La Conferenza, inaugurata a Strasburgo lo scorso 9 maggio, proprio in occasione della Festa dell’ Europa, vuole essere non solo un momento di ascolto, di partecipazione e di elaborazione di idee ma anche un’opportunità per rafforzare la nostra democrazia di fronte di cambiamenti della società e alle sfide della globalizzazione. In questo momento così complesso servono grandi riforme e soprattutto c’è bisogno del contributo di tutti. Ecco perché dobbiamo valorizzare ancora di più quell’idea di cittadinanza globale e di cittadinanza solidale che sta alla base di una società aperta ed inclusiva. Non è accettabile un’economia senza morale, uno sviluppo senza giustizia, una crescita a scapito delle generazioni future.
È necessario quindi riappropriarci delle nostre radici e rimettere al centro del pensiero un’etica della persona, che vada oltre la semplice logica del profitto economico.
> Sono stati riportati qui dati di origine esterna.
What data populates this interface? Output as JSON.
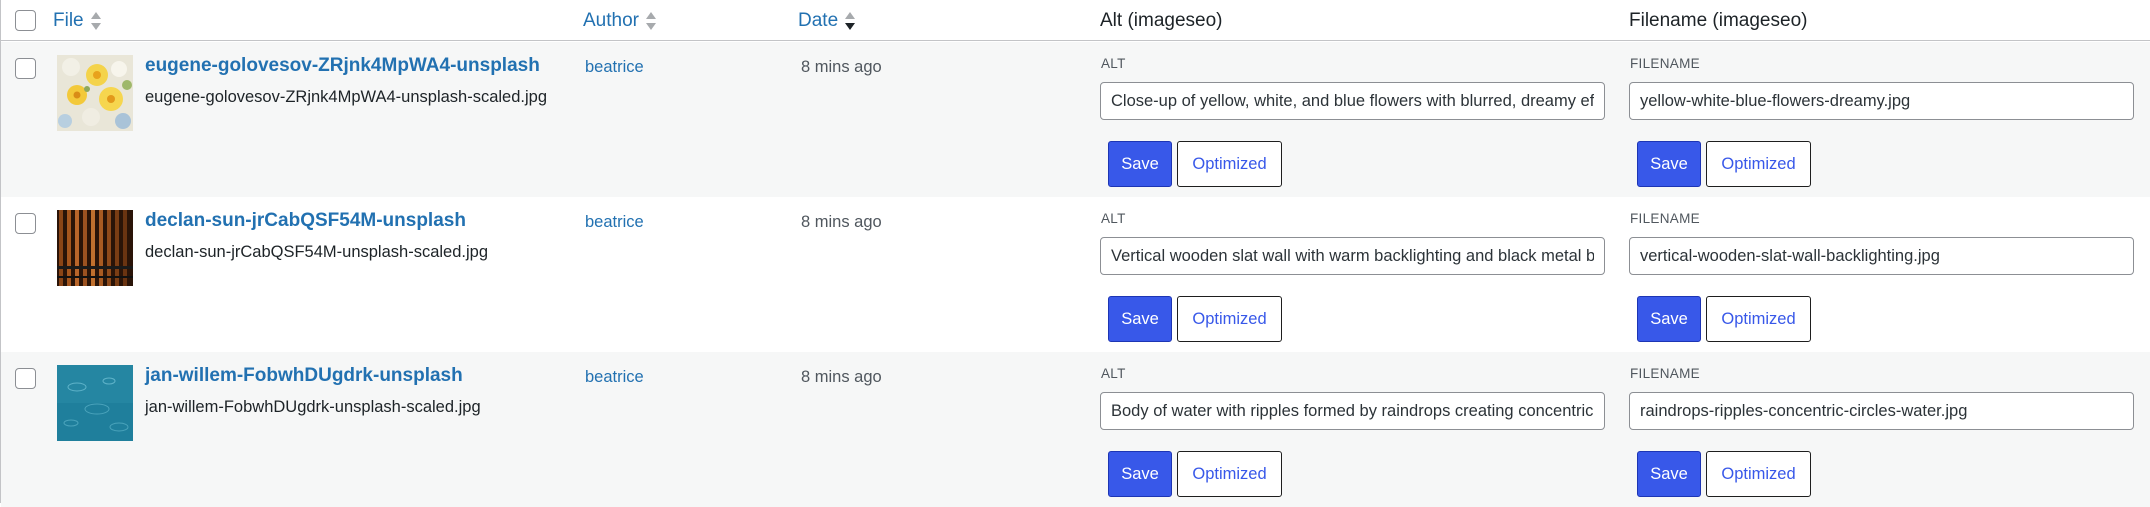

Per farlo dobbiamo continuare ad abbattere i muri, ridurre le disuguaglianze e sentire la responsabilità di proteggere la nostra casa comune da coloro che scommettono su nuovi autoritarismi.
La pandemia quindi, non è una parentesi, ma un forte invito a proiettarci nel futuro, a rimanere uniti e a riscoprire – come ci invita a fare Papa Francesco – “un’Unione altruista fotto di relazioni umane”, che possa recuperare la progettualità dei padri fondatori, interpretare i cambiamenti del nostro tempo e aprirsi alla complessità del mondo.
Tutto ciò ci impegna a definire quindi una nuova idea di Europa: un’Europa che ascolta, che si pone al servizio delle persone e che cerca convergenze sui grandi temi.
Come ci insegna Dante, sono le culture, l’idea dell’incontro e dell’accettazione dell’altro che plasmano – e continuano a plasmare il nostro continente e, se ci pensiamo bene, anche la nostra storia comune, la nostra identità europea. Non può esservi Europa senza Virgilio e la cultura classica, senza il patrimonio bizantino e la cultura germanica, senza l’ebraismo e le influenze islamiche.
Di fronte alle divisioni e alle conflittualità che vediamo ancora oggi in tante parti del mondo, è importante coltivare il dialogo, lavorare per la pace e immaginare le nazioni unite nel perseguimento di quella “virtute e canoscenza”, tanto cara al Sommo Poeta.
Di fronte alle sfide della contemporaneità è fondamentale quindi proteggere “i frammenti della nostra Europa”, riscoprire la sua identità, valorizzare i luoghi, le città, i borghi ma soprattutto proteggere la nostra coesione, ovvero il rapporto tra la nostra umanità e l’infinito, che rappresenta il fondamento stesso della nostra civiltà occidentale. Vi ringrazio!”.